Hoje, vivemos o outro lado desta situação na reabertura do comércio. É o típico cenário perde-perde, pois ninguém está contente. Os consumidores não estão comprando e os comerciantes estão insatisfeitos. O meio-termo, no fundo, não traz soluções eficazes. É por esta razão que muitos lojistas preferiram manter suas portas cerradas, o que também motivou uma comissão de varejistas a pleitear a volta integral das atividades – o que vai seguramente causar reação negativa por parte da sociedade, que deve usar o exemplo do Rio Grande do Sul. Lá, frise-se, o grande comércio reabriu e foi novamente fechado por decisão das autoridades.

A retomada das lojas, ainda, mostrou que a cidade de São Paulo está rachada ao meio.

O comércio estava fechado e um grupo razoável de pessoas, que flutuou entre 48 % e 54 % do total, ficou em casa e respeitou o isolamento. Desde que as atividades varejistas foram retomadas, esperava-se que as ruas ficassem mais cheias. Só que a população continuou a respeitar o distanciamento na mesmíssima proporção.

Ou seja, as pessoas continuam em casa e não estão reativando a economia. Assim, provavelmente tivesse sido melhor deixar tudo como estava. Mais uma vez, temos o pior dos mundos e fomos levados a esse cenário em função de decisões sem coragem, que procuram ficar no meio do caminho, na base do “não me comprometa”.

Tal comportamento se parece muito com a reposta do ex-presidente americano Bill Clinton quando foi inquirido se fumara maconha na faculdade. Clinton – não à toa um grande amigo do ex-presidente tucano Fernando Henrique Cardoso – respondeu que sim. Mas ressalvou: “Fumei, mas não traguei”.

A pandemia é o maior problema já enfrentado pela atual geração de brasileiros. E precisa de decisões corajosas. Os cidadãos elegeram líderes que possam resolver desafios como esse. Não para ficar batendo boca com os adversários ou, dependendo do lado, ficar minimizando ou maximizando a crise. O problema é sério.
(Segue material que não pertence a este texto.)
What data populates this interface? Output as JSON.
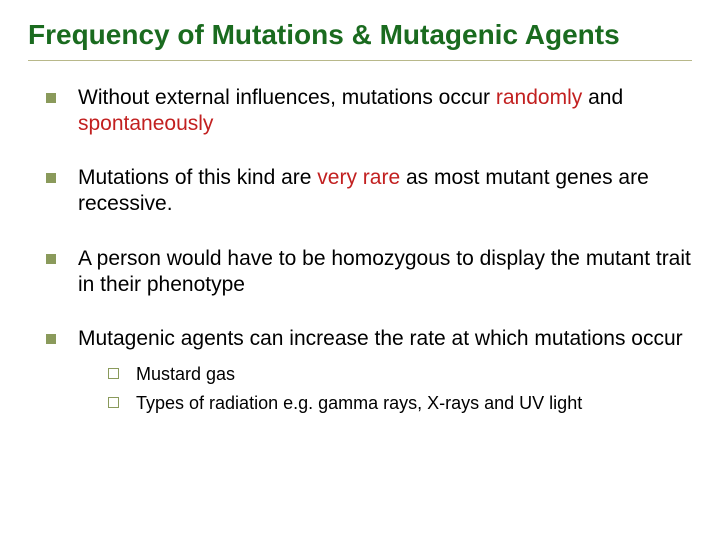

Temos mais de 40 000 mortos, a segunda maior marca mundial. Não importa muito se estamos bem naquele ranking de vítimas por milhão de habitantes (e a posição, de fato, mostra que proporcionalmente, há menos mortos no Brasil que em várias nações). Temos hoje uma combinação perversa: recorde de fatalidades e economia parada. Para encontrar saídas, o Brasil precisa de coerência e até utilizar medidas amargas em nome da ciência. Mas não podemos brandir a bandeira científica, de um lado, e, de outro, ficarmos no meio do caminho para fazer política. Quem quer agradar a muitos acaba desagradando a todos. E essa conta será cobrada nas próximas eleições.